Bangkok, Oct 8 - Benchmark Thai rice fell below $700 per tonne for the first time since a global buying frenzy gripped the market in March, and traders said prices could slide another 10 percent as the government delayed more buying.
Prices slipped to $680 a tonne, though still double the level of a year ago, after Bangkok's initial price support scheme expired on Sept. 30. The government may struggle to carry out a new scheme later in the year as it runs out of storage space for the grain, causing prices to fall as low as $600.
"There's no positive factor for Thai rice prices this week and they are expected to fall further in October as the new buying scheme is likely to be postponed," one exporter said.
Huge paddy supplies about to hit the market, thin foreign demand and swollen stocks also weighed on prices.
The latest dip is more evidence of the easing in world food prices, with U.S. wheat prices having more than halved from their record high, and corn down 45 percent after prices spiked this spring, triggering a wave of warnings about shortages and inflation.
The benchmark price for 100 percent B grade white rice surged to a record high $1,080 a tonne in April after consumer nations with low stockpiles piled into the market fearing a shortage, but fell to just above $700 a tonne by July, as the panic eased and new crops reached the market.
In order to protect farmers' income at a time when input costs such as fertiliser had surged, Bangkok announced a plan to buy rice at the equivalent of around $700 a tonne.
It had also said it would resume the scheme from mid-October, but officials now said that appeared unlikely.
"But the programme is likely to be postponed to Nov. 1 as it seems like the government hasn't prepared space to store the new crop," a Commerce Ministry official said.
Cheap paddy was expected to leak on to the market as farmers, beginning to fear the government support scheme might not kick in, would want to sell paddy immediately while prices remained relatively high.
Most farmers are poor and live in remote areas.
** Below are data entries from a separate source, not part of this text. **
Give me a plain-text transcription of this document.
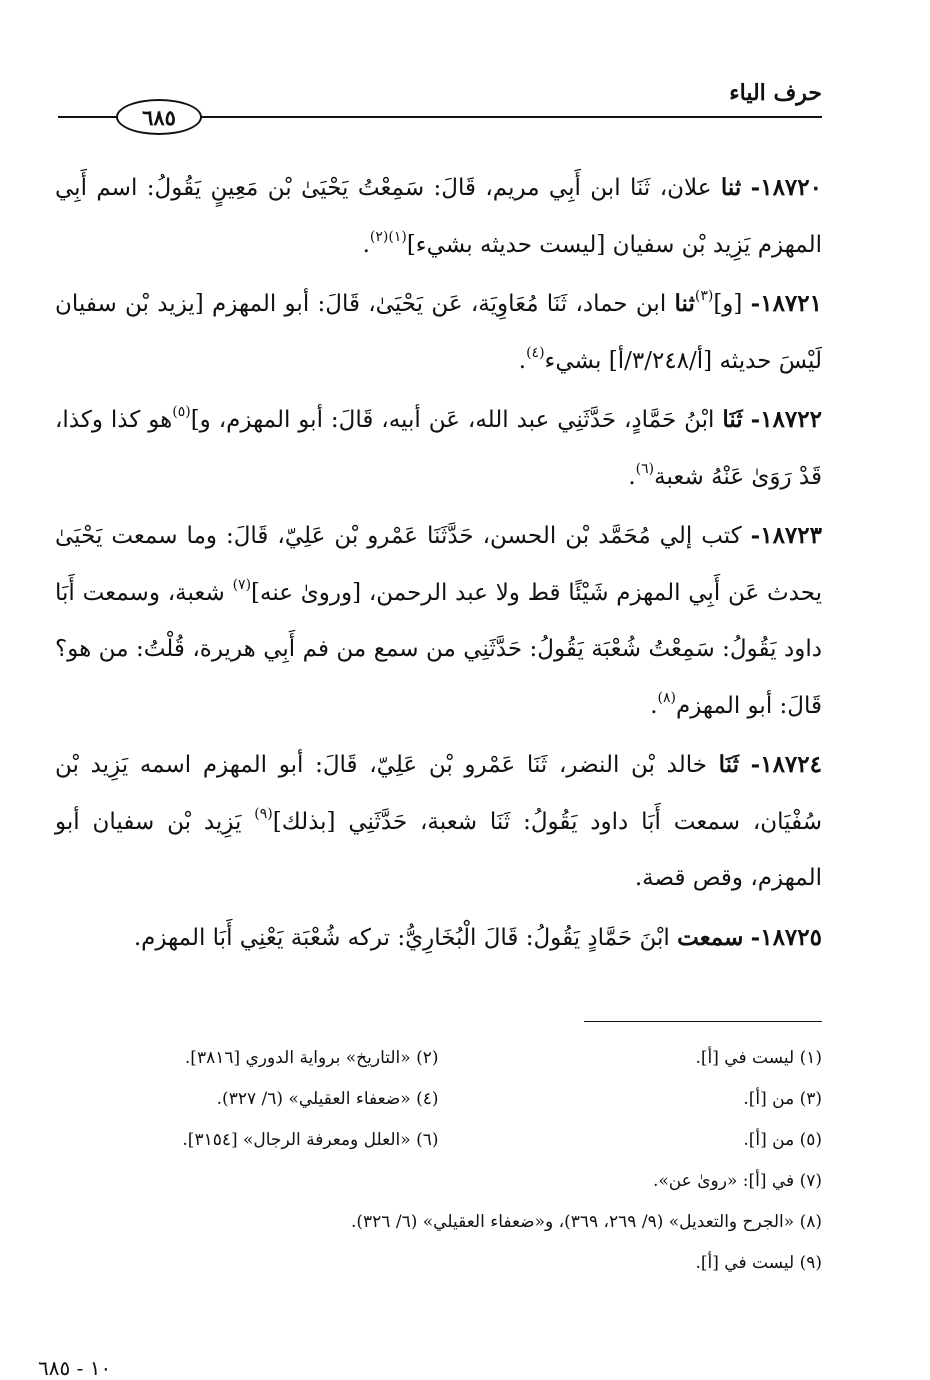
حرف الياء
٦٨٥

١٨٧٢٠- ثنا علان، ثَنَا ابن أَبِي مريم، قَالَ: سَمِعْتُ يَحْيَىٰ بْن مَعِينٍ يَقُولُ: اسم أَبِي المهزم يَزِيد بْن سفيان [ليست حديثه بشيء]$^{(١)(٢)}$.

١٨٧٢١- [و]$^{(٣)}$ثنا ابن حماد، ثَنَا مُعَاوِيَة، عَن يَحْيَىٰ، قَالَ: أبو المهزم [يزيد بْن سفيان لَيْسَ حديثه [أ/٣/٢٤٨/أ] بشيء$^{(٤)}$.

١٨٧٢٢- ثَنَا ابْنُ حَمَّادٍ، حَدَّثَنِي عبد الله، عَن أبيه، قَالَ: أبو المهزم، و]$^{(٥)}$هو كذا وكذا، قَدْ رَوَىٰ عَنْهُ شعبة$^{(٦)}$.

١٨٧٢٣- كتب إلي مُحَمَّد بْن الحسن، حَدَّثَنَا عَمْرو بْن عَلِيّ، قَالَ: وما سمعت يَحْيَىٰ يحدث عَن أَبِي المهزم شَيْئًا قط ولا عبد الرحمن، [وروىٰ عنه]$^{(٧)}$ شعبة، وسمعت أَبَا داود يَقُولُ: سَمِعْتُ شُعْبَة يَقُولُ: حَدَّثَنِي من سمع من فم أَبِي هريرة، قُلْتُ: من هو؟ قَالَ: أبو المهزم$^{(٨)}$.

١٨٧٢٤- ثَنَا خالد بْن النضر، ثَنَا عَمْرو بْن عَلِيّ، قَالَ: أبو المهزم اسمه يَزِيد بْن سُفْيَان، سمعت أَبَا داود يَقُولُ: ثَنَا شعبة، حَدَّثَنِي [بذلك]$^{(٩)}$ يَزِيد بْن سفيان أبو المهزم، وقص قصة.

١٨٧٢٥- سمعت ابْنَ حَمَّادٍ يَقُولُ: قَالَ الْبُخَارِيُّ: تركه شُعْبَة يَعْنِي أَبَا المهزم.

(١) ليست في [أ].
(٢) «التاريخ» برواية الدوري [٣٨١٦].
(٣) من [أ].
(٤) «ضعفاء العقيلي» (٦/ ٣٢٧).
(٥) من [أ].
(٦) «العلل ومعرفة الرجال» [٣١٥٤].
(٧) في [أ]: «روىٰ عن».
(٨) «الجرح والتعديل» (٩/ ٢٦٩، ٣٦٩)، و«ضعفاء العقيلي» (٦/ ٣٢٦).
(٩) ليست في [أ].
١٠ - ٦٨٥
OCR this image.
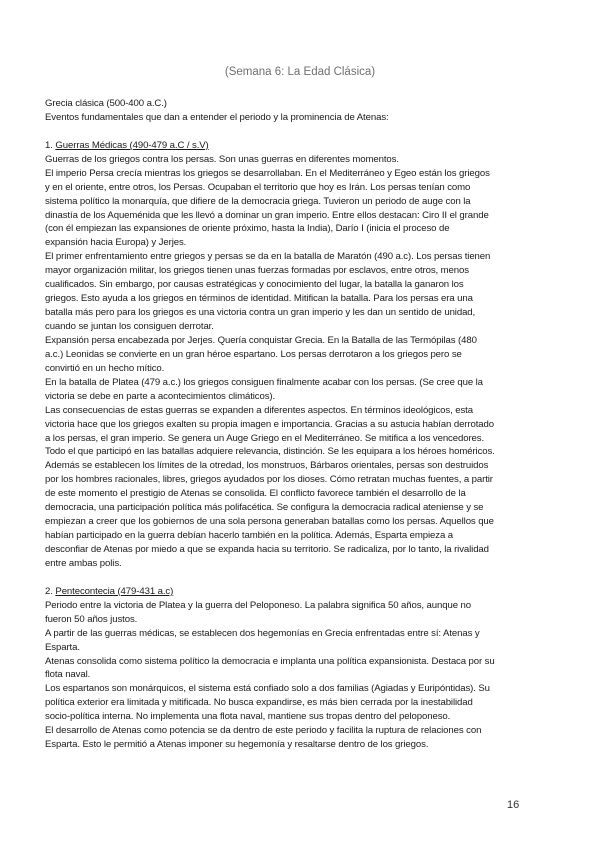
(Semana 6: La Edad Clásica)
Grecia clásica (500-400 a.C.)
Eventos fundamentales que dan a entender el periodo y la prominencia de Atenas:
1. Guerras Médicas (490-479 a.C / s.V)
Guerras de los griegos contra los persas. Son unas guerras en diferentes momentos.
El imperio Persa crecía mientras los griegos se desarrollaban. En el Mediterráneo y Egeo están los griegos
y en el oriente, entre otros, los Persas. Ocupaban el territorio que hoy es Irán. Los persas tenían como
sistema político la monarquía, que difiere de la democracia griega. Tuvieron un periodo de auge con la
dinastía de los Aqueménida que les llevó a dominar un gran imperio. Entre ellos destacan: Ciro II el grande
(con él empiezan las expansiones de oriente próximo, hasta la India), Darío I (inicia el proceso de
expansión hacia Europa) y Jerjes.
El primer enfrentamiento entre griegos y persas se da en la batalla de Maratón (490 a.c). Los persas tienen
mayor organización militar, los griegos tienen unas fuerzas formadas por esclavos, entre otros, menos
cualificados. Sin embargo, por causas estratégicas y conocimiento del lugar, la batalla la ganaron los
griegos. Esto ayuda a los griegos en términos de identidad. Mitifican la batalla. Para los persas era una
batalla más pero para los griegos es una victoria contra un gran imperio y les dan un sentido de unidad,
cuando se juntan los consiguen derrotar.
Expansión persa encabezada por Jerjes. Quería conquistar Grecia. En la Batalla de las Termópilas (480
a.c.) Leonidas se convierte en un gran héroe espartano. Los persas derrotaron a los griegos pero se
convirtió en un hecho mítico.
En la batalla de Platea (479 a.c.) los griegos consiguen finalmente acabar con los persas. (Se cree que la
victoria se debe en parte a acontecimientos climáticos).
Las consecuencias de estas guerras se expanden a diferentes aspectos. En términos ideológicos, esta
victoria hace que los griegos exalten su propia imagen e importancia. Gracias a su astucia habían derrotado
a los persas, el gran imperio. Se genera un Auge Griego en el Mediterráneo. Se mitifica a los vencedores.
Todo el que participó en las batallas adquiere relevancia, distinción. Se les equipara a los héroes homéricos.
Además se establecen los límites de la otredad, los monstruos, Bárbaros orientales, persas son destruidos
por los hombres racionales, libres, griegos ayudados por los dioses. Cómo retratan muchas fuentes, a partir
de este momento el prestigio de Atenas se consolida. El conflicto favorece también el desarrollo de la
democracia, una participación política más polifacética. Se configura la democracia radical ateniense y se
empiezan a creer que los gobiernos de una sola persona generaban batallas como los persas. Aquellos que
habían participado en la guerra debían hacerlo también en la política. Además, Esparta empieza a
desconfiar de Atenas por miedo a que se expanda hacia su territorio. Se radicaliza, por lo tanto, la rivalidad
entre ambas polis.
2. Pentecontecia (479-431 a.c)
Periodo entre la victoria de Platea y la guerra del Peloponeso. La palabra significa 50 años, aunque no
fueron 50 años justos.
A partir de las guerras médicas, se establecen dos hegemonías en Grecia enfrentadas entre sí: Atenas y
Esparta.
Atenas consolida como sistema político la democracia e implanta una política expansionista. Destaca por su
flota naval.
Los espartanos son monárquicos, el sistema está confiado solo a dos familias (Agiadas y Euripóntidas). Su
política exterior era limitada y mitificada. No busca expandirse, es más bien cerrada por la inestabilidad
socio-política interna. No implementa una flota naval, mantiene sus tropas dentro del peloponeso.
El desarrollo de Atenas como potencia se da dentro de este periodo y facilita la ruptura de relaciones con
Esparta. Esto le permitió a Atenas imponer su hegemonía y resaltarse dentro de los griegos.
16
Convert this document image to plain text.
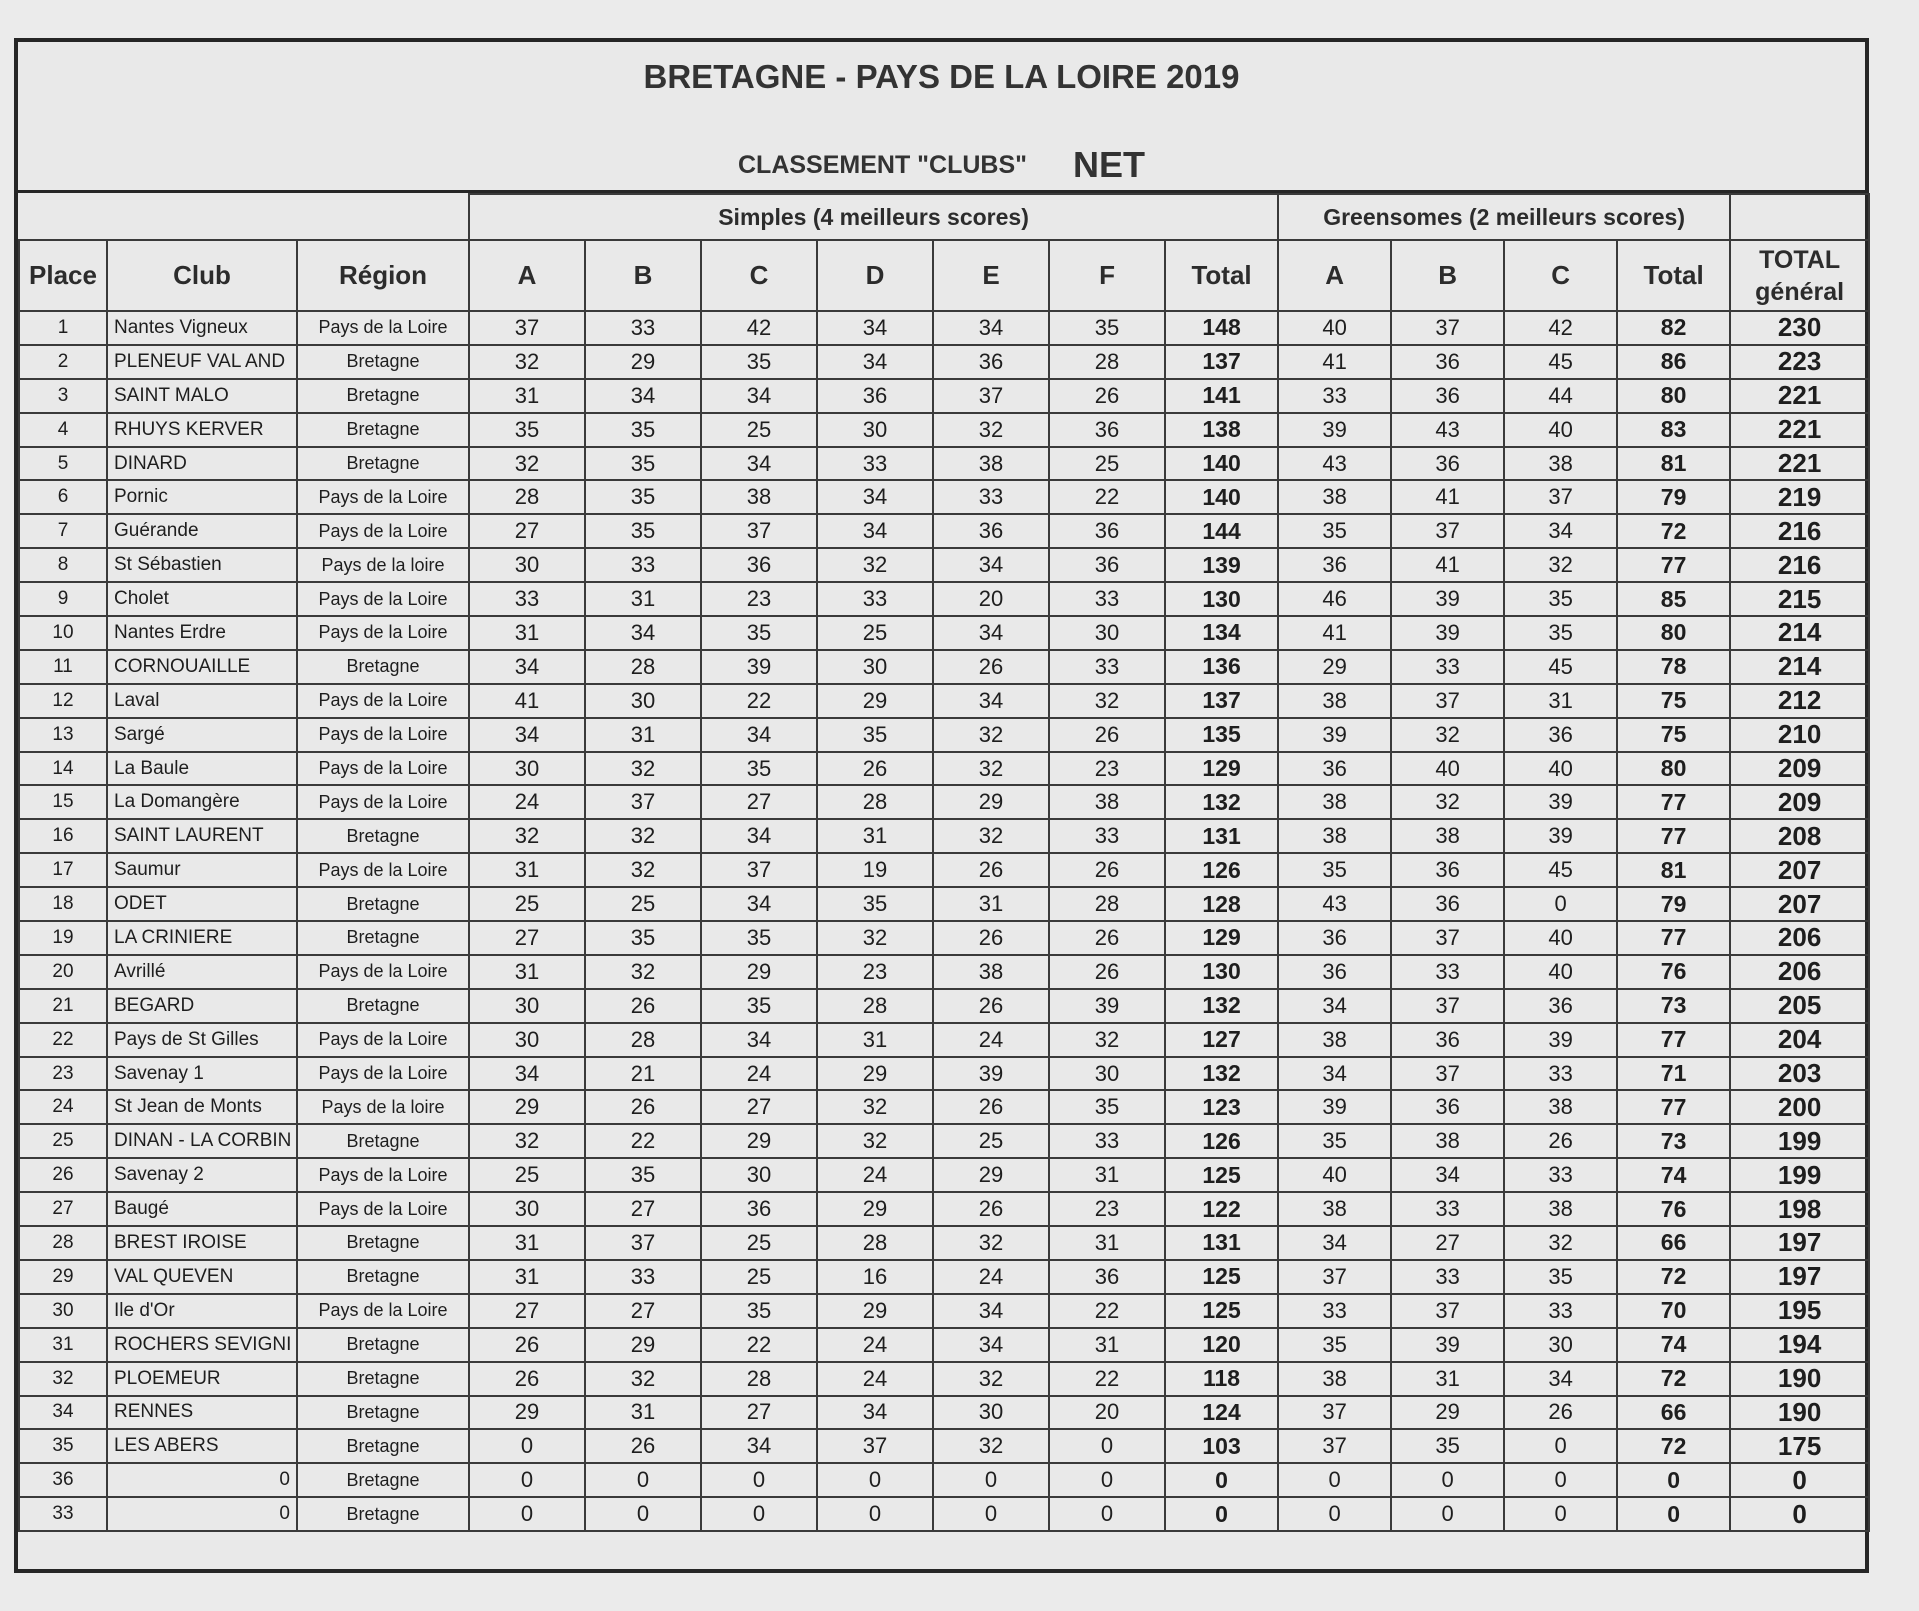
BRETAGNE - PAYS DE LA LOIRE 2019
CLASSEMENT "CLUBS" NET
			Simples (4 meilleurs scores)							Greensomes (2 meilleurs scores)				
Place	Club	Région	A	B	C	D	E	F	Total	A	B	C	Total	TOTAL général
1	Nantes Vigneux	Pays de la Loire	37	33	42	34	34	35	148	40	37	42	82	230
2	PLENEUF VAL AND	Bretagne	32	29	35	34	36	28	137	41	36	45	86	223
3	SAINT MALO	Bretagne	31	34	34	36	37	26	141	33	36	44	80	221
4	RHUYS KERVER	Bretagne	35	35	25	30	32	36	138	39	43	40	83	221
5	DINARD	Bretagne	32	35	34	33	38	25	140	43	36	38	81	221
6	Pornic	Pays de la Loire	28	35	38	34	33	22	140	38	41	37	79	219
7	Guérande	Pays de la Loire	27	35	37	34	36	36	144	35	37	34	72	216
8	St Sébastien	Pays de la loire	30	33	36	32	34	36	139	36	41	32	77	216
9	Cholet	Pays de la Loire	33	31	23	33	20	33	130	46	39	35	85	215
10	Nantes Erdre	Pays de la Loire	31	34	35	25	34	30	134	41	39	35	80	214
11	CORNOUAILLE	Bretagne	34	28	39	30	26	33	136	29	33	45	78	214
12	Laval	Pays de la Loire	41	30	22	29	34	32	137	38	37	31	75	212
13	Sargé	Pays de la Loire	34	31	34	35	32	26	135	39	32	36	75	210
14	La Baule	Pays de la Loire	30	32	35	26	32	23	129	36	40	40	80	209
15	La Domangère	Pays de la Loire	24	37	27	28	29	38	132	38	32	39	77	209
16	SAINT LAURENT	Bretagne	32	32	34	31	32	33	131	38	38	39	77	208
17	Saumur	Pays de la Loire	31	32	37	19	26	26	126	35	36	45	81	207
18	ODET	Bretagne	25	25	34	35	31	28	128	43	36	0	79	207
19	LA CRINIERE	Bretagne	27	35	35	32	26	26	129	36	37	40	77	206
20	Avrillé	Pays de la Loire	31	32	29	23	38	26	130	36	33	40	76	206
21	BEGARD	Bretagne	30	26	35	28	26	39	132	34	37	36	73	205
22	Pays de St Gilles	Pays de la Loire	30	28	34	31	24	32	127	38	36	39	77	204
23	Savenay 1	Pays de la Loire	34	21	24	29	39	30	132	34	37	33	71	203
24	St Jean de Monts	Pays de la loire	29	26	27	32	26	35	123	39	36	38	77	200
25	DINAN - LA CORBIN	Bretagne	32	22	29	32	25	33	126	35	38	26	73	199
26	Savenay 2	Pays de la Loire	25	35	30	24	29	31	125	40	34	33	74	199
27	Baugé	Pays de la Loire	30	27	36	29	26	23	122	38	33	38	76	198
28	BREST IROISE	Bretagne	31	37	25	28	32	31	131	34	27	32	66	197
29	VAL QUEVEN	Bretagne	31	33	25	16	24	36	125	37	33	35	72	197
30	Ile d'Or	Pays de la Loire	27	27	35	29	34	22	125	33	37	33	70	195
31	ROCHERS SEVIGNI	Bretagne	26	29	22	24	34	31	120	35	39	30	74	194
32	PLOEMEUR	Bretagne	26	32	28	24	32	22	118	38	31	34	72	190
34	RENNES	Bretagne	29	31	27	34	30	20	124	37	29	26	66	190
35	LES ABERS	Bretagne	0	26	34	37	32	0	103	37	35	0	72	175
36	0	Bretagne	0	0	0	0	0	0	0	0	0	0	0	0
33	0	Bretagne	0	0	0	0	0	0	0	0	0	0	0	0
They do not have silos or even small granaries to store the harvested rice, and are perenially short of funds anyway.
"At the time when the harvesting starts in November, paddy rice may fall below 10,000 baht a tonne, equivalent to around $600 for export milled rice," one trader said.
The government's promise to pay as high as 14,000 baht per tonne will mean it would need to find more than 100 billion baht to buy the 8 million tonnes it has indicated, at a time when the budget is tight and the economy is slowing because of a global credit crisis and domestic political unrest.
"The government is considering seeking a loan from the BAAC in order to have enough cash to kick off the scheme on time," Commerce Minister Chaiya Sasomsab said, referring to the state-run Bank of Agriculture and Agricultural Cooperatives.
But the BAAC has not yet approved a loan and the government could delay the scheme to Nov. 1, a government official said.
That has fuelled farmers' doubts the scheme will work and will feed their rush to sell the grain, even if prices fall.
SWOLLEN STOCKS
Apart from the bumper crop likely to flood the market by the end of this year -- the government has forecast 23.8 million tonnes of paddy from the main crop, to be harvested in November -- Thai rice prices will also come under pressure from historically high stocks, traders said.
The government is believed to hold stocks of up to 4.3 million tonnes of milled rice, its highest level since 2006.
The Commerce Ministry said in August it would release around 2.1 million tonnes from the stocks by the end of September to free up space for new purchases.
But not a single tonne of rice has been sold, either to foreign governments or Thai exporters.
"Overseas demand is very thin as countries have replenished their stocks and we, the exporters, also have ample stocks to sell. Who else is going to buy rice from the government?" said a Bangkok-based international trader.
Traders said that if the government wanted to make sure its new support scheme started, it might have to offer its stockpile cheaply so as to dispose of it.
"But if those huge stocks were released, prices would fall significantly anyway," an Indian trader said.